What About Using Compact Cameras For Real Estate Photography
July 18th, 2008
Sabrina Huang, a San Jose, CA Realtor that I met at the PFRE Seattle Workshop last April pointed out that I shouldn’t excluding point-and-shoot from my review of real estate cameras. She’s right, today’s point-and-shoot cameras are pretty amazing. I haven’t mentioned them because the majority of readers of this blog are professional photographers and DSLRs are more appropriate.
The primary selection criteria for point-and-shoot cameras to use for real estate has to be the ability to shoot wide-angle. Sabrina teaches photography classes for other Realtors in the San Jose area and has put together a list of point-and-shoot cameras that will work well for real estate photography.
I have the first camera on Sabrina’s list, the Canon G9, although I don’t have the wide-angle converter for it. The G9 is the most amazing camera I’ve ever owned! It never leaves my side. This is the camera I use on my PAP pole. What blew me a way when I first started using the G9 is that it’s RAW files were slightly larger than RAW files from my 1Ds. There is certainly no quality problem with the images from these pocket sized cameras. The only real downside with using them for real estate is that you have to live with a fixed focal length in the area just above or below 24mm (35mm effective focal length). This is in now way a show stopper, it just reduces flexibility.
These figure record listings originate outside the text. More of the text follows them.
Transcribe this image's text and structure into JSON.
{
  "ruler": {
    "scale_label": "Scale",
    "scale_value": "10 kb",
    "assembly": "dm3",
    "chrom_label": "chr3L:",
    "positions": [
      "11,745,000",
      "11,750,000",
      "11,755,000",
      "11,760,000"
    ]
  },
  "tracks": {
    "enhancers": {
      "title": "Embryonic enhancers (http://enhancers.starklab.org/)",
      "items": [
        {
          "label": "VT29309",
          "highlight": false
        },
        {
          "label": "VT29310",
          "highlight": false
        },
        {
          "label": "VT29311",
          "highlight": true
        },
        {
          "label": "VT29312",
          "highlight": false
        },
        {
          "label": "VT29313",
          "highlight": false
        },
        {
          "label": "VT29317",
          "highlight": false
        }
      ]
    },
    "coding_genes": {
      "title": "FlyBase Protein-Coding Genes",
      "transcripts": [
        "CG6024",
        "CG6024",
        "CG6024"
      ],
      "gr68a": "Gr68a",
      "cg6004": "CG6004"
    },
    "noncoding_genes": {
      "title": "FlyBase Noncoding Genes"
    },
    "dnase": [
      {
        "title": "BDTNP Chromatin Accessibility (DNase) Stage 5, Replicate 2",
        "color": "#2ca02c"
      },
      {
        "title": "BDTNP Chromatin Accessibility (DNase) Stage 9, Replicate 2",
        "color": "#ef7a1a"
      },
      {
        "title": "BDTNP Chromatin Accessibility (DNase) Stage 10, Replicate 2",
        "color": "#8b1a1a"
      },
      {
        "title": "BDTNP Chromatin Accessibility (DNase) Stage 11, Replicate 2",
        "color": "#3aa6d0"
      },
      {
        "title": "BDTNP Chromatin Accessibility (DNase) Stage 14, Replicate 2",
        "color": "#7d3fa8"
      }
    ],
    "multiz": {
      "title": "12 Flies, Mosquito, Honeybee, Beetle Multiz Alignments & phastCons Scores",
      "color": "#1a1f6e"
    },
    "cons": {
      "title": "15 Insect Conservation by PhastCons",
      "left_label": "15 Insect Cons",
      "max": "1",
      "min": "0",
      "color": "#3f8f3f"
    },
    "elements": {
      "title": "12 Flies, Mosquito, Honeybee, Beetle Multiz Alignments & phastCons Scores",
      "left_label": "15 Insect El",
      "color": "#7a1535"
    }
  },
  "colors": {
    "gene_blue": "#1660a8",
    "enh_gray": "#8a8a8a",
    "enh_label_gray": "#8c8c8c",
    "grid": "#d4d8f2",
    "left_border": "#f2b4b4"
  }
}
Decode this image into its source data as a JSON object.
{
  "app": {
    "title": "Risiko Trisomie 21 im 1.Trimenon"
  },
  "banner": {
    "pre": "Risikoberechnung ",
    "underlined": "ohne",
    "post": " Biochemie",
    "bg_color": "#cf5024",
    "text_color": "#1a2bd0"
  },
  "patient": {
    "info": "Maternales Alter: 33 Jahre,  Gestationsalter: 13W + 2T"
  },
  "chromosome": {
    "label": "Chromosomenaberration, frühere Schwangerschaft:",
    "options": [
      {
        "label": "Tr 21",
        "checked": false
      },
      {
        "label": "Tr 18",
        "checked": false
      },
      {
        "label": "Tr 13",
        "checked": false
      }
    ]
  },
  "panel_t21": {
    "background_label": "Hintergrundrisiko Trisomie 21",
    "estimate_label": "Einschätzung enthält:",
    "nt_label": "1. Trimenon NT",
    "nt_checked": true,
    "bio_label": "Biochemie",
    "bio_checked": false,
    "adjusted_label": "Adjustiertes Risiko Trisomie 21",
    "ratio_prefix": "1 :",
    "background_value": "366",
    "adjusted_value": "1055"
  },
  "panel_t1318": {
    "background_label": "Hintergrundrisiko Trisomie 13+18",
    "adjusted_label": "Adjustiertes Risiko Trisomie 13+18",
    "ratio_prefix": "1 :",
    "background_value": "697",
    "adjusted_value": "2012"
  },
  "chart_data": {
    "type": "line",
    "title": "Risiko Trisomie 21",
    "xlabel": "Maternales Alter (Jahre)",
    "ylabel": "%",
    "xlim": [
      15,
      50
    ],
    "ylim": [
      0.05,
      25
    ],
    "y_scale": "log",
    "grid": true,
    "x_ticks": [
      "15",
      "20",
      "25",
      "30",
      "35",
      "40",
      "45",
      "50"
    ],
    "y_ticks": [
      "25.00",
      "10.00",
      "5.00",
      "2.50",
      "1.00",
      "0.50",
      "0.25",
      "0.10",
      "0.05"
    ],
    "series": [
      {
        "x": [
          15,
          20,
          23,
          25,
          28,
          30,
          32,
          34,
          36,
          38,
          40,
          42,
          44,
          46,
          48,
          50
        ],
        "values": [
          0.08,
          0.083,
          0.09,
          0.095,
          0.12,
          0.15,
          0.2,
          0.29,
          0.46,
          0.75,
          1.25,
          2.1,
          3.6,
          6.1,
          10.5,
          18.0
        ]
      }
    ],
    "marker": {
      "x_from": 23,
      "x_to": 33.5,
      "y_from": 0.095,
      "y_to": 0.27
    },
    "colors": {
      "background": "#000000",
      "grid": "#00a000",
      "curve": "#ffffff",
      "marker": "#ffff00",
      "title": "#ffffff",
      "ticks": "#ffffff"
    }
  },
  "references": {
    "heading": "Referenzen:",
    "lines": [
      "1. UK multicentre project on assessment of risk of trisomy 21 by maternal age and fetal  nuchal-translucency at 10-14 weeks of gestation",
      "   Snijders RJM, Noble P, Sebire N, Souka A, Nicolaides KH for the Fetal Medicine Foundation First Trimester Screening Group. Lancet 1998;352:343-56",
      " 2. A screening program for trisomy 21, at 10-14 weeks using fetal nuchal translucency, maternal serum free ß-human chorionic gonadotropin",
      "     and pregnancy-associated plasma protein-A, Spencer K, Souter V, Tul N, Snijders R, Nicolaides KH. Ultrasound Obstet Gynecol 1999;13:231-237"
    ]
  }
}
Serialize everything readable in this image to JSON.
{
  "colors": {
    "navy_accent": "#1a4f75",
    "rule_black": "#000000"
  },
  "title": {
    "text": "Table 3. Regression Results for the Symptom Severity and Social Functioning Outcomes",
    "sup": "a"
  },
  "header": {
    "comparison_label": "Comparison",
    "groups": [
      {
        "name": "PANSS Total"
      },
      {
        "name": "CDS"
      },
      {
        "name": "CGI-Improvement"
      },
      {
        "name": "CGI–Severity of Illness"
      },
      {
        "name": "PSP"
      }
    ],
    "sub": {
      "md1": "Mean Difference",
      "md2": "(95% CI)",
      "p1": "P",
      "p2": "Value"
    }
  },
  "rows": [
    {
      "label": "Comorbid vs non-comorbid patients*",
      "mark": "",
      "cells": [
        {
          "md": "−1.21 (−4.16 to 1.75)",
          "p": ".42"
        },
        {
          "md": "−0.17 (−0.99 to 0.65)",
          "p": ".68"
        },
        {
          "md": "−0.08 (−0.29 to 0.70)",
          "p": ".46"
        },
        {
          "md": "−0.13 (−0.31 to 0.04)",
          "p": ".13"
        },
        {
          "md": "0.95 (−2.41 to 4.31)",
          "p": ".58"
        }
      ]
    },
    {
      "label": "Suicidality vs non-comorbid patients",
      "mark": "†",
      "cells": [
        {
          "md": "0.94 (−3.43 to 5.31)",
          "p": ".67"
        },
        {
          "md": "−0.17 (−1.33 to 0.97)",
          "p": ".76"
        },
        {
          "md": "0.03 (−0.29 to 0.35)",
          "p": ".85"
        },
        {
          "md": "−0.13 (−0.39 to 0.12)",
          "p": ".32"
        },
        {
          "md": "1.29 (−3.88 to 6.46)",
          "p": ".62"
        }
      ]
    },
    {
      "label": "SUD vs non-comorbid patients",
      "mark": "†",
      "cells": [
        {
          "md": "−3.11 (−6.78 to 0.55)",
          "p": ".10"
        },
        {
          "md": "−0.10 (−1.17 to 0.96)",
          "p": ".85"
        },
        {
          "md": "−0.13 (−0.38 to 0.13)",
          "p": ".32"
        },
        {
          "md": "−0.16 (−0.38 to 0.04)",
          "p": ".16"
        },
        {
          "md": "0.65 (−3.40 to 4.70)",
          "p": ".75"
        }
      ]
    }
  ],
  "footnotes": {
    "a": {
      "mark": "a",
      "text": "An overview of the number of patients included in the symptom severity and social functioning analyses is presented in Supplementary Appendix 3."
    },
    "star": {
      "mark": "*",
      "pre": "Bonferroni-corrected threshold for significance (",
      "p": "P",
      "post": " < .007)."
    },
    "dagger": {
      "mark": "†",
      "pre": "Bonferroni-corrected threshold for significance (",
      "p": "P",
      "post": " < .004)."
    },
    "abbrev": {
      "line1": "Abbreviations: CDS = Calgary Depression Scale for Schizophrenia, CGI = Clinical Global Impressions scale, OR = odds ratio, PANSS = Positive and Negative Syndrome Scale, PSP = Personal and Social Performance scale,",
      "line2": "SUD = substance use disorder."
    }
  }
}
Update 7/27: A reader pointed out that Sabrina’s post indicates that the a wide-angle converter will get the Canon G9 to 24mm. To do that you need to use the Raynox HD-6600PRO58 58mm wide-angle adapter. The Canon WCDC58N does not go that wide, it only has a focal length multiplier of .75 where as the Raynox has a multiplier of .66 which makes the G9’s 35mm lens get to 23.1mm.












8 Responses to “What About Using Compact Cameras For Real Estate Photography”
Anonymouse July 18th, 2008 at 6:26 pm #
“you have to live with a fixed focal length”
When you need a shot wider than 24mm, just shoot 2 pics vertically side by side and stitch them together with Hugin or photomerge in PS.
Mike Martin July 18th, 2008 at 9:46 pm #
I looked at the Canon G9 and thought it was great (RAW, etc.). However, it misses one requirement on my list for all around use: AEB (auto exposure bracketing). I use a Canon PowerShot SD430 for my PAP shots. The quality is amazing. It doesn’t do AEB either. But it goes with me everywhere in my shirt pocket.
larry July 19th, 2008 at 7:59 am #
@Mike- The G9 does AEB just like most Canon DSLR bodies. In fact it works almost identically to my AEB on my 1Ds. It will even cook coffee and scrabbled eggs:)
Andy Anderson July 19th, 2008 at 8:36 am #
Take a look at the Lumix dmc-fx35. Has a 25mm wide angle, will auto bracket and is 10mg (only need 3mg) It is a super point and shoot. At one time I thought it was apoint a shoot, but you can tweek the thing for almost any shot”
Jim July 21st, 2008 at 12:38 pm #
Check out the Canon A650. Probably the best point and shooter around. Not quite the pocket camera, but not quite the DSLR,
Mike Cole July 23rd, 2008 at 8:21 am #
What about the new Lumix DMC-LX3? Any input of those yet?
Dylan Darling July 24th, 2008 at 11:37 am #
I haven’t used a point and shoot in a while, but I’ve heard great things about the G9. A lot of people use it for PAP.
Mike Martin July 25th, 2008 at 2:43 pm #
@Larry- I’ve read you can get a wide angle converter for the G9 but only down to 28 - not quite wide enough. Is that true?